Los que nos criamos en la ciudad de Santo Domingo, fuera de los barrios de lo que todavía se denominaban la parte baja de la ciudad, escuchábamos sobre la muerte con los nombres y las coordenadas de ciertas calles de la urbe. A veces no se tenía la calle ni el lugar preciso del asesinato, pero cuando se hablaba de la muerte de algún miembro de la izquierda, conocíamos la calle con la misma familiaridad que llegamos a conocer los nombres de las plantas que suplían la energía eléctrica de la ciudad.

En uno de esos días que a veces eran tempranamente tenebrosos fue que escuché en la radio la noticia, en la que se decía que un joven identificado como Julián Parahoy había sido asesinado por miembros de la Policía Nacional en la calle Pina con Arzobispo Portes. Su cadáver fue fotografiado, y salió en una de esas primeras planas de los periódicos que podíamos ver cada día como una costumbre. En cierto modo, después de tantos muertos, éramos precozmente insensibles a la muerte.  Yo no estaba en el lugar, yo no vi el cadáver, pero cada vez que andaba por la Palo Hincado cruzaba la Puerta de la Misericordia y me paraba a  ver el portón de un garaje delante del cual cayó Parahoy.

Hablo de Parahoy y no de otro, porque éste vivía en Villa Consuelo y el día de su muerte, cuando llegue a mi casa, pude darme cuenta de que el muerto anunciado en una unidad móvil era alguien conocido. Entonces los muertos se enterraban como una costumbre que hacia de la muerte una contingencia natural, que se derivaba del simple hecho de estar vivo y ser de izquierda.

Otras calles quedaron marcadas al igual que la Pina. El día que mataron a Hiciano yo iba para la escuela Chile, en el Barrio de San Carlos, sólo pude escuchar los disparos y en algún modo saber que alguien había sido herido en la curva de la subida donde la calle Monte Cristi se convierte en Caracas. Luego, en la tarde, casi en la noche, vi en la primera plana de un periódico que alguien llamado Gregorio Hiciano había sido asesinado en el momento en que yo escuché los disparos. Hiciano fue velado en su casa, en la calle San Francisco de Macorís, y como el día anterior, cuando escuché los disparos, me enteré de forma fortuita, al ver la multitud, que ahí estaba en su velorio.

Amín Abel lo asesinaron temprano en la mañana, en una casa que todavía existe al final de la calle Francisco Henríquez y Carvajal, frente a una bomba de gasolina Sinclair cuyo logo era un dinosaurio. No sé el número de la casa pero sé cual es la casa y el nombre de la calle, la casa que me quedaba mirando cuando subía hacia el Centro Olímpico, con la misma curiosidad con la que buscaba en la calle José Contreras la casa o los edificios donde mataron a Otto Morales, al que pude ver en una foto del periódico vespertino con una herida en el brazo y con los orificios de los disparos que le causaron la muerte. Alguien que en esos días había llegado de Puerto Rico tomó el periódico y dijo que yo no podía ver eso, él no estaba acostumbrado a lo que yo siendo un niño veía a diario.

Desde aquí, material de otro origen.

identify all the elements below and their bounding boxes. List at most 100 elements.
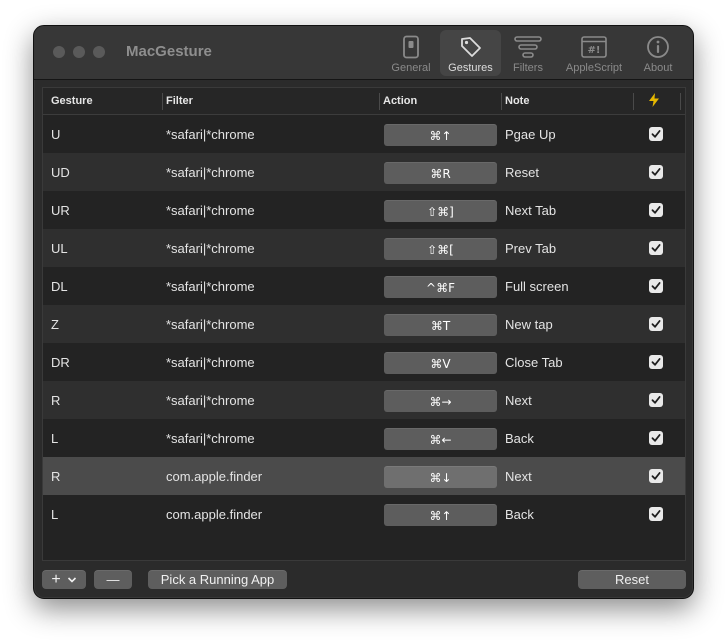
table-row[interactable]: R *safari|*chrome ⌘→ Next <box>43 381 685 419</box>
shortcut-recorder-button[interactable]: ⌘→ <box>384 390 497 412</box>
enabled-checkbox[interactable] <box>649 431 663 445</box>
pick-running-app-button[interactable]: Pick a Running App <box>148 570 287 589</box>
enabled-checkbox[interactable] <box>649 355 663 369</box>
note-cell[interactable]: New tap <box>505 317 553 332</box>
shortcut-recorder-button[interactable]: ⌘↓ <box>384 466 497 488</box>
gesture-cell: UD <box>51 165 70 180</box>
shortcut-recorder-button[interactable]: ⌘↑ <box>384 124 497 146</box>
tab-about[interactable]: About <box>637 30 679 76</box>
filter-cell[interactable]: com.apple.finder <box>166 469 262 484</box>
column-header-enabled[interactable] <box>648 93 660 110</box>
column-header-action[interactable]: Action <box>383 95 417 107</box>
shortcut-recorder-button[interactable]: ⌘T <box>384 314 497 336</box>
shortcut-recorder-button[interactable]: ⇧⌘] <box>384 200 497 222</box>
gesture-cell: UL <box>51 241 68 256</box>
svg-text:#!: #! <box>588 45 601 56</box>
checkmark-icon <box>651 206 661 214</box>
gesture-cell: R <box>51 469 61 484</box>
table-row[interactable]: DL *safari|*chrome ^⌘F Full screen <box>43 267 685 305</box>
enabled-checkbox[interactable] <box>649 507 663 521</box>
enabled-checkbox[interactable] <box>649 241 663 255</box>
note-cell[interactable]: Next <box>505 393 532 408</box>
remove-gesture-label: — <box>106 572 120 587</box>
shortcut-recorder-button[interactable]: ⌘↑ <box>384 504 497 526</box>
checkmark-icon <box>651 434 661 442</box>
enabled-checkbox[interactable] <box>649 393 663 407</box>
title-bar: MacGesture General Gestures Filters #! A… <box>34 26 693 80</box>
shortcut-recorder-button[interactable]: ⌘V <box>384 352 497 374</box>
note-cell[interactable]: Next <box>505 469 532 484</box>
table-row[interactable]: L *safari|*chrome ⌘← Back <box>43 419 685 457</box>
tab-gestures[interactable]: Gestures <box>440 30 501 76</box>
checkmark-icon <box>651 168 661 176</box>
checkmark-icon <box>651 472 661 480</box>
table-row[interactable]: Lcom.apple.finder ⌘↑ Back <box>43 495 685 533</box>
filter-cell[interactable]: *safari|*chrome <box>166 279 255 294</box>
filter-cell[interactable]: *safari|*chrome <box>166 355 255 370</box>
table-row[interactable]: Rcom.apple.finder ⌘↓ Next <box>43 457 685 495</box>
table-header: Gesture Filter Action Note <box>43 88 685 115</box>
checkmark-icon <box>651 396 661 404</box>
checkmark-icon <box>651 358 661 366</box>
close-window-button[interactable] <box>53 46 65 58</box>
table-row[interactable]: DR *safari|*chrome ⌘V Close Tab <box>43 343 685 381</box>
filter-cell[interactable]: *safari|*chrome <box>166 317 255 332</box>
filter-cell[interactable]: *safari|*chrome <box>166 241 255 256</box>
filter-cell[interactable]: *safari|*chrome <box>166 393 255 408</box>
zoom-window-button[interactable] <box>93 46 105 58</box>
table-row[interactable]: Z *safari|*chrome ⌘T New tap <box>43 305 685 343</box>
note-cell[interactable]: Full screen <box>505 279 569 294</box>
note-cell[interactable]: Next Tab <box>505 203 556 218</box>
gesture-cell: U <box>51 127 61 142</box>
shortcut-recorder-button[interactable]: ⌘← <box>384 428 497 450</box>
column-header-gesture[interactable]: Gesture <box>51 95 93 107</box>
gesture-cell: L <box>51 431 59 446</box>
preferences-window: MacGesture General Gestures Filters #! A… <box>33 25 694 599</box>
tab-applescript[interactable]: #! AppleScript <box>559 30 629 76</box>
bottom-bar: + — Pick a Running App Reset <box>34 566 693 598</box>
pick-running-app-label: Pick a Running App <box>160 572 275 587</box>
tab-general[interactable]: General <box>387 30 435 76</box>
shortcut-recorder-button[interactable]: ⌘R <box>384 162 497 184</box>
filter-cell[interactable]: *safari|*chrome <box>166 127 255 142</box>
table-row[interactable]: UD *safari|*chrome ⌘R Reset <box>43 153 685 191</box>
filter-cell[interactable]: *safari|*chrome <box>166 431 255 446</box>
table-row[interactable]: UR *safari|*chrome ⇧⌘] Next Tab <box>43 191 685 229</box>
enabled-checkbox[interactable] <box>649 127 663 141</box>
enabled-checkbox[interactable] <box>649 165 663 179</box>
enabled-checkbox[interactable] <box>649 279 663 293</box>
filter-cell[interactable]: *safari|*chrome <box>166 165 255 180</box>
add-gesture-button[interactable]: + <box>42 570 86 589</box>
gesture-cell: UR <box>51 203 70 218</box>
reset-label: Reset <box>615 572 649 587</box>
gesture-cell: DR <box>51 355 70 370</box>
add-gesture-label: + <box>51 570 61 588</box>
note-cell[interactable]: Reset <box>505 165 539 180</box>
shortcut-recorder-button[interactable]: ⇧⌘[ <box>384 238 497 260</box>
phone-icon <box>403 35 419 59</box>
remove-gesture-button[interactable]: — <box>94 570 132 589</box>
checkmark-icon <box>651 510 661 518</box>
table-row[interactable]: U *safari|*chrome ⌘↑ Pgae Up <box>43 115 685 153</box>
minimize-window-button[interactable] <box>73 46 85 58</box>
note-cell[interactable]: Prev Tab <box>505 241 556 256</box>
column-header-note[interactable]: Note <box>505 95 529 107</box>
enabled-checkbox[interactable] <box>649 469 663 483</box>
note-cell[interactable]: Back <box>505 431 534 446</box>
note-cell[interactable]: Pgae Up <box>505 127 556 142</box>
filter-cell[interactable]: *safari|*chrome <box>166 203 255 218</box>
chevron-down-icon <box>67 576 76 583</box>
filter-cell[interactable]: com.apple.finder <box>166 507 262 522</box>
checkmark-icon <box>651 244 661 252</box>
table-row[interactable]: UL *safari|*chrome ⇧⌘[ Prev Tab <box>43 229 685 267</box>
enabled-checkbox[interactable] <box>649 317 663 331</box>
note-cell[interactable]: Back <box>505 507 534 522</box>
enabled-checkbox[interactable] <box>649 203 663 217</box>
gesture-cell: DL <box>51 279 68 294</box>
column-header-filter[interactable]: Filter <box>166 95 193 107</box>
shortcut-recorder-button[interactable]: ^⌘F <box>384 276 497 298</box>
checkmark-icon <box>651 130 661 138</box>
tab-filters[interactable]: Filters <box>506 30 550 76</box>
note-cell[interactable]: Close Tab <box>505 355 563 370</box>
reset-button[interactable]: Reset <box>578 570 686 589</box>
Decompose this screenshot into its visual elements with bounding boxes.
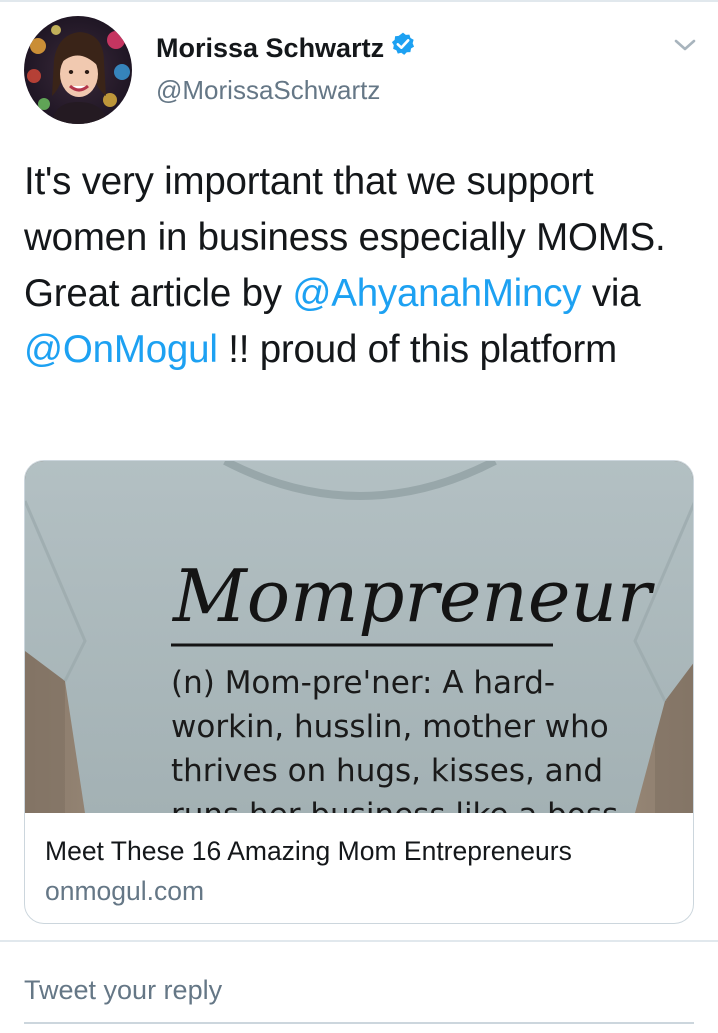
shirt-line: runs her business like a boss: [171, 797, 618, 813]
mention-link[interactable]: @AhyanahMincy: [292, 272, 581, 315]
card-title[interactable]: Meet These 16 Amazing Mom Entrepreneurs: [45, 833, 572, 869]
shirt-headline: Mompreneur: [171, 554, 655, 638]
verified-badge-icon: [390, 30, 416, 66]
shirt-line: workin, husslin, mother who: [171, 709, 609, 745]
tweet-text-part: !! proud of this platform: [217, 328, 617, 371]
avatar[interactable]: [24, 16, 132, 124]
chevron-down-icon[interactable]: [670, 30, 700, 60]
mention-link[interactable]: @OnMogul: [24, 328, 218, 371]
card-domain[interactable]: onmogul.com: [45, 873, 204, 909]
author-name-text[interactable]: Morissa Schwartz: [156, 33, 384, 63]
card-image[interactable]: Mompreneur (n) Mom-pre'ner: A hard- work…: [25, 461, 693, 813]
reply-divider: [0, 940, 718, 942]
shirt-line: (n) Mom-pre'ner: A hard-: [171, 665, 555, 701]
tweet-text: It's very important that we support wome…: [24, 154, 704, 378]
shirt-line: thrives on hugs, kisses, and: [171, 753, 603, 789]
author-handle[interactable]: @MorissaSchwartz: [156, 72, 380, 108]
top-divider: [0, 0, 718, 2]
author-name[interactable]: Morissa Schwartz: [156, 30, 416, 66]
tweet-text-part: via: [581, 272, 641, 315]
link-card[interactable]: Mompreneur (n) Mom-pre'ner: A hard- work…: [24, 460, 694, 924]
reply-input[interactable]: Tweet your reply: [24, 970, 694, 1024]
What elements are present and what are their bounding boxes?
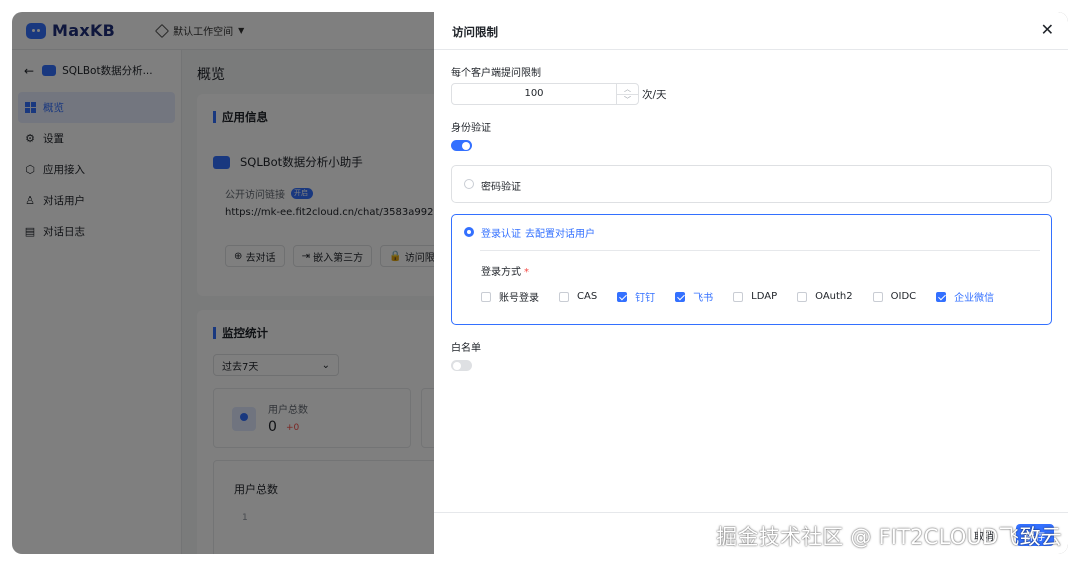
checkbox[interactable] [936, 291, 947, 302]
drawer-header: 访问限制 ✕ [434, 12, 1068, 50]
login-methods-text: 登录方式 [481, 267, 521, 278]
method-label: 飞书 [693, 293, 714, 304]
method-account[interactable]: 账号登录 [481, 289, 539, 304]
limit-label: 每个客户端提问限制 [451, 68, 541, 79]
method-label: 钉钉 [635, 293, 656, 304]
checkbox[interactable] [617, 291, 628, 302]
login-methods-group: 账号登录 CAS 钉钉 飞书 LDAP OAuth2 OIDC 企业微信 [481, 289, 1014, 304]
method-oauth2[interactable]: OAuth2 [797, 291, 853, 302]
drawer-title: 访问限制 [452, 25, 498, 39]
toggle-knob [453, 361, 461, 370]
screen-frame: MaxKB 默认工作空间 ▼ ← SQLBot数据分析... 概览 ⚙ [12, 12, 1068, 554]
method-oidc[interactable]: OIDC [872, 291, 917, 302]
decrease-icon[interactable]: ﹀ [617, 95, 638, 105]
whitelist-toggle[interactable] [451, 360, 472, 371]
limit-stepper[interactable]: 100 ︿ ﹀ [451, 83, 639, 105]
configure-users-link[interactable]: 去配置对话用户 [525, 225, 595, 240]
login-radio[interactable] [464, 227, 474, 237]
increase-icon[interactable]: ︿ [617, 84, 638, 95]
method-cas[interactable]: CAS [559, 291, 597, 302]
limit-unit: 次/天 [642, 89, 667, 101]
required-mark: * [524, 267, 529, 278]
method-label: OAuth2 [815, 291, 853, 302]
auth-label: 身份验证 [451, 123, 491, 134]
password-option-label: 密码验证 [481, 182, 521, 193]
method-label: OIDC [890, 291, 917, 302]
close-icon[interactable]: ✕ [1041, 20, 1054, 39]
method-dingtalk[interactable]: 钉钉 [617, 289, 655, 304]
checkbox[interactable] [733, 291, 744, 302]
method-wecom[interactable]: 企业微信 [936, 289, 994, 304]
watermark: 掘金技术社区 @ FIT2CLOUD飞致云 [716, 525, 1062, 549]
method-ldap[interactable]: LDAP [733, 291, 777, 302]
limit-value[interactable]: 100 [452, 84, 616, 104]
checkbox[interactable] [675, 291, 686, 302]
checkbox[interactable] [559, 291, 569, 302]
stepper-buttons: ︿ ﹀ [616, 84, 638, 104]
checkbox[interactable] [481, 291, 491, 302]
login-methods-label: 登录方式 * [481, 263, 529, 278]
whitelist-label: 白名单 [451, 343, 481, 354]
password-radio[interactable] [464, 179, 474, 189]
divider [480, 250, 1040, 251]
access-limit-drawer: 访问限制 ✕ 每个客户端提问限制 100 ︿ ﹀ 次/天 身份验证 密码验证 登… [434, 12, 1068, 554]
password-option-card[interactable]: 密码验证 [451, 165, 1052, 203]
login-option-card[interactable]: 登录认证 去配置对话用户 登录方式 * 账号登录 CAS 钉钉 飞书 LDAP O… [451, 214, 1052, 325]
method-label: 企业微信 [954, 293, 995, 304]
checkbox[interactable] [872, 291, 883, 302]
method-label: LDAP [751, 291, 778, 302]
login-option-label: 登录认证 [481, 229, 521, 240]
method-feishu[interactable]: 飞书 [675, 289, 713, 304]
method-label: 账号登录 [499, 293, 539, 304]
toggle-knob [462, 141, 470, 150]
checkbox[interactable] [797, 291, 808, 302]
method-label: CAS [577, 291, 598, 302]
auth-toggle[interactable] [451, 140, 472, 151]
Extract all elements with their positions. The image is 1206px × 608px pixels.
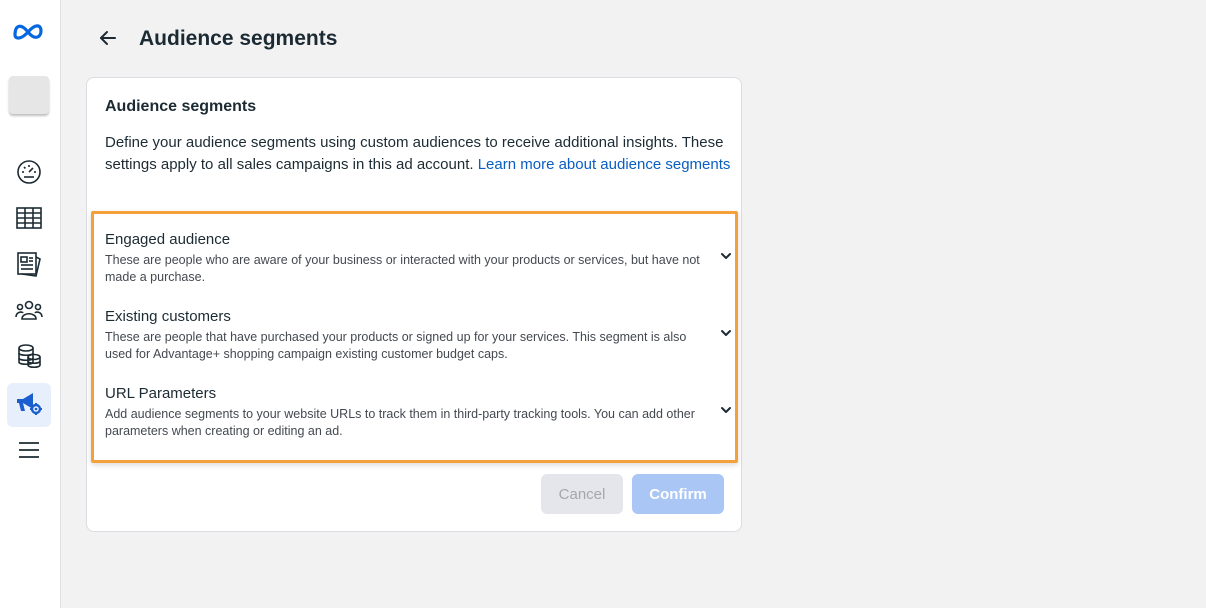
newspaper-icon	[16, 251, 42, 282]
audience-segments-card: Audience segments Define your audience s…	[86, 77, 742, 532]
segment-title: URL Parameters	[105, 385, 217, 402]
sidebar-item-menu[interactable]	[7, 430, 51, 474]
meta-logo-icon[interactable]	[11, 19, 45, 48]
gauge-icon	[16, 159, 42, 190]
learn-more-link[interactable]: Learn more about audience segments	[478, 156, 731, 173]
database-icon	[16, 343, 42, 374]
segment-existing-customers[interactable]: Existing customers These are people that…	[105, 308, 735, 378]
table-icon	[16, 206, 42, 234]
hamburger-menu-icon	[17, 440, 41, 465]
sidebar-item-database[interactable]	[7, 336, 51, 380]
megaphone-gear-icon	[15, 390, 43, 421]
sidebar-item-table[interactable]	[7, 198, 51, 242]
arrow-left-icon	[99, 30, 117, 51]
chevron-down-icon[interactable]	[719, 403, 733, 417]
page-title: Audience segments	[139, 27, 338, 50]
segment-title: Existing customers	[105, 308, 231, 325]
segment-description: Add audience segments to your website UR…	[105, 407, 695, 438]
chevron-down-icon[interactable]	[719, 249, 733, 263]
card-title: Audience segments	[105, 98, 257, 115]
segment-title: Engaged audience	[105, 231, 231, 248]
sidebar-item-people[interactable]	[7, 290, 51, 334]
cancel-button[interactable]: Cancel	[541, 474, 623, 514]
segment-description: These are people that have purchased you…	[105, 330, 687, 361]
segment-description: These are people who are aware of your b…	[105, 253, 700, 284]
back-button[interactable]	[95, 28, 121, 52]
chevron-down-icon[interactable]	[719, 326, 733, 340]
people-icon	[15, 299, 43, 326]
sidebar	[0, 0, 61, 608]
segment-url-parameters[interactable]: URL Parameters Add audience segments to …	[105, 385, 735, 455]
sidebar-item-newspaper[interactable]	[7, 244, 51, 288]
segment-engaged-audience[interactable]: Engaged audience These are people who ar…	[105, 231, 735, 301]
account-avatar[interactable]	[9, 76, 49, 114]
card-description: Define your audience segments using cust…	[105, 132, 735, 176]
sidebar-item-ads-manager[interactable]	[7, 383, 51, 427]
confirm-button[interactable]: Confirm	[632, 474, 724, 514]
sidebar-item-gauge[interactable]	[7, 152, 51, 196]
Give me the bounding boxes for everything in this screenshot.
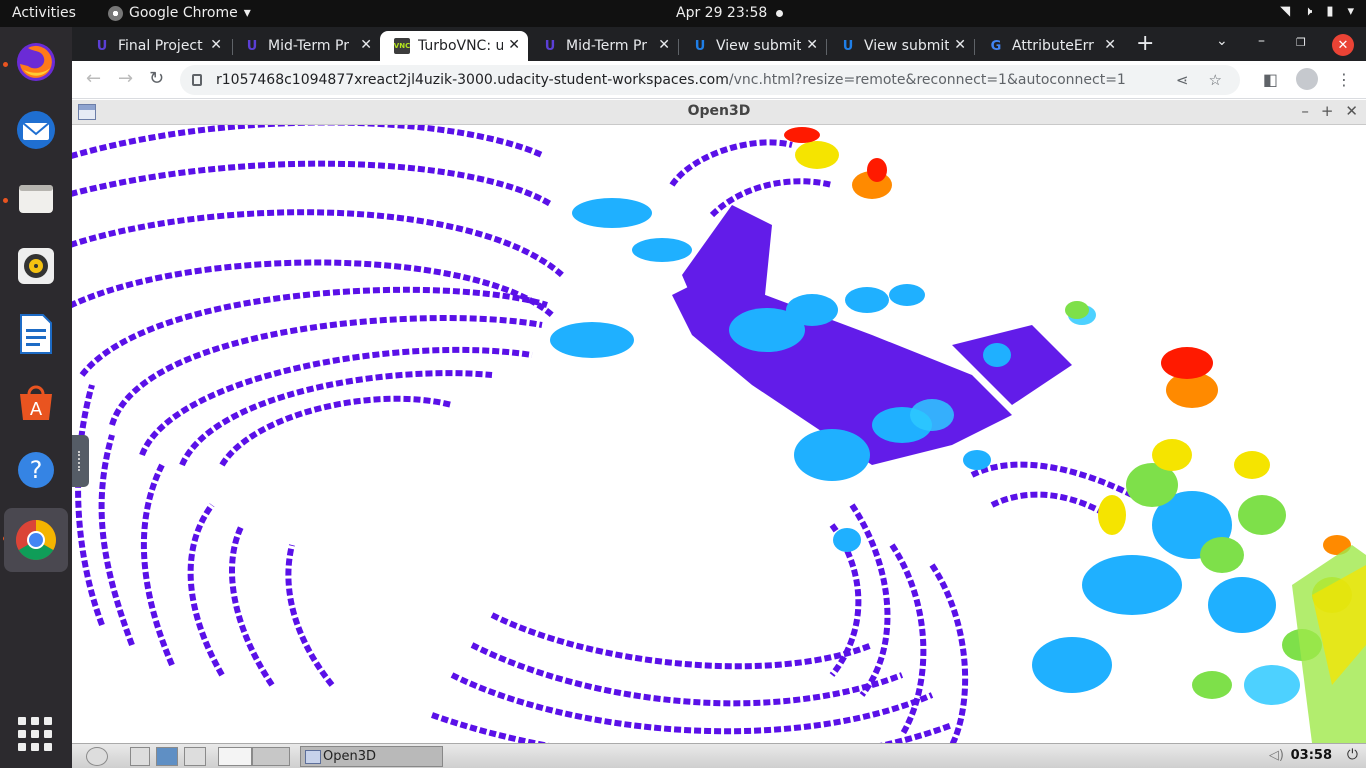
volume-icon: 🕨	[1304, 4, 1313, 19]
app-menu-label: Google Chrome	[129, 5, 238, 21]
tab-strip: U Final Project ✕ U Mid-Term Pr ✕ VNC Tu…	[72, 27, 1366, 61]
tab-title: Mid-Term Pr	[566, 38, 647, 54]
running-indicator	[3, 198, 8, 203]
svg-text:?: ?	[30, 456, 43, 484]
software-center-icon[interactable]: A	[10, 376, 62, 428]
tab-title: Mid-Term Pr	[268, 38, 349, 54]
tab-view-submission-2[interactable]: U View submit ✕	[826, 31, 974, 61]
workspace-2[interactable]	[252, 747, 290, 766]
lock-icon[interactable]	[192, 74, 202, 86]
close-tab-icon[interactable]: ✕	[210, 37, 222, 53]
vnc-taskbar: Open3D ◁) 03:58 ⏻	[72, 743, 1366, 768]
udacity-icon: U	[246, 38, 258, 54]
point-cloud-view[interactable]	[72, 125, 1366, 743]
tab-attribute-error[interactable]: G AttributeErr ✕	[974, 31, 1124, 61]
close-tab-icon[interactable]: ✕	[360, 37, 372, 53]
side-panel-icon[interactable]: ◧	[1263, 70, 1278, 89]
show-applications-icon[interactable]	[18, 717, 52, 751]
reload-icon[interactable]: ↻	[149, 68, 164, 89]
notification-dot	[776, 10, 783, 17]
vnc-clock[interactable]: 03:58	[1291, 748, 1332, 763]
browser-toolbar: ← → ↻ r1057468c1094877xreact2jl4uzik-300…	[72, 61, 1366, 99]
start-menu-icon[interactable]	[86, 747, 108, 766]
clock[interactable]: Apr 29 23:58	[676, 5, 767, 21]
activities-button[interactable]: Activities	[12, 5, 76, 21]
address-bar[interactable]: r1057468c1094877xreact2jl4uzik-3000.udac…	[180, 65, 1240, 95]
udacity-u-icon: U	[694, 38, 706, 54]
help-icon[interactable]: ?	[10, 444, 62, 496]
forward-icon[interactable]: →	[118, 68, 133, 89]
wifi-icon: ◥	[1280, 4, 1291, 19]
rhythmbox-icon[interactable]	[10, 240, 62, 292]
close-tab-icon[interactable]: ✕	[954, 37, 966, 53]
dock: A ?	[0, 27, 72, 768]
taskbar-item-open3d[interactable]: Open3D	[300, 746, 443, 767]
vnc-sidebar-handle[interactable]	[72, 435, 89, 487]
app-menu[interactable]: Google Chrome ▾	[108, 5, 251, 21]
open3d-canvas[interactable]	[72, 125, 1366, 743]
caret-down-icon: ▾	[243, 5, 251, 21]
files-icon[interactable]	[10, 172, 62, 224]
close-tab-icon[interactable]: ✕	[658, 37, 670, 53]
udacity-u-icon: U	[842, 38, 854, 54]
close-tab-icon[interactable]: ✕	[508, 37, 520, 53]
restore-icon[interactable]: ❐	[1296, 36, 1306, 49]
google-icon: G	[990, 38, 1002, 54]
url-host: r1057468c1094877xreact2jl4uzik-3000.udac…	[216, 72, 729, 88]
tab-title: View submit	[716, 38, 801, 54]
file-manager-icon[interactable]	[130, 747, 150, 766]
tab-title: TurboVNC: u	[418, 38, 503, 54]
thunderbird-icon[interactable]	[10, 104, 62, 156]
profile-avatar[interactable]	[1296, 68, 1318, 90]
close-icon[interactable]: ✕	[1345, 102, 1358, 120]
more-menu-icon[interactable]: ⋮	[1336, 70, 1352, 89]
power-icon[interactable]: ⏻	[1347, 747, 1358, 763]
tab-title: View submit	[864, 38, 949, 54]
minimize-icon[interactable]: –	[1301, 102, 1309, 120]
writer-icon[interactable]	[10, 308, 62, 360]
running-indicator	[3, 62, 8, 67]
new-tab-icon[interactable]: +	[1136, 31, 1154, 56]
vnc-icon: VNC	[394, 38, 410, 54]
open3d-title: Open3D	[687, 103, 751, 119]
udacity-icon: U	[96, 38, 108, 54]
chrome-dock-icon[interactable]	[4, 508, 68, 572]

Conozco sitios y muchas de las calles de la ciudad por sus muertos, eso les pasa a más personas de la que uno se imagina, personas a los que la muerte se les hizo algo cotidiano. Salvando las diferencias, ahora de repente me está pasando lo mismo, cada calle por la que paso me hace referencia de alguien asesinado en un asalto o de un delincuente muerto. Cada vez que llego a mi casa miro hacia el frente donde fueron muertos a balazos dos delincuentes, si estoy en el polígono central de la ciudad  tengo la sensación de estar cerca de un lugar donde mataron a alguien que iba robar o asesinaron a alguien que iba a ser robado. Mis hijos me hablan de la muerte como algo tan normal que me da grima, y del total desamparo que se vive en Santo Domingo, donde se puede ser victima tanto de un arma robada como de un arma oficial, y la muerte se asume como la solución gratuita de cualquier problema humano.

Hoy ninguna muerte nos asombra y las singulares en barrios de pobres dejaron de ser noticia, cuesta demasiado la tinta para gastarla en esos barrios en algo que no sea una masacre.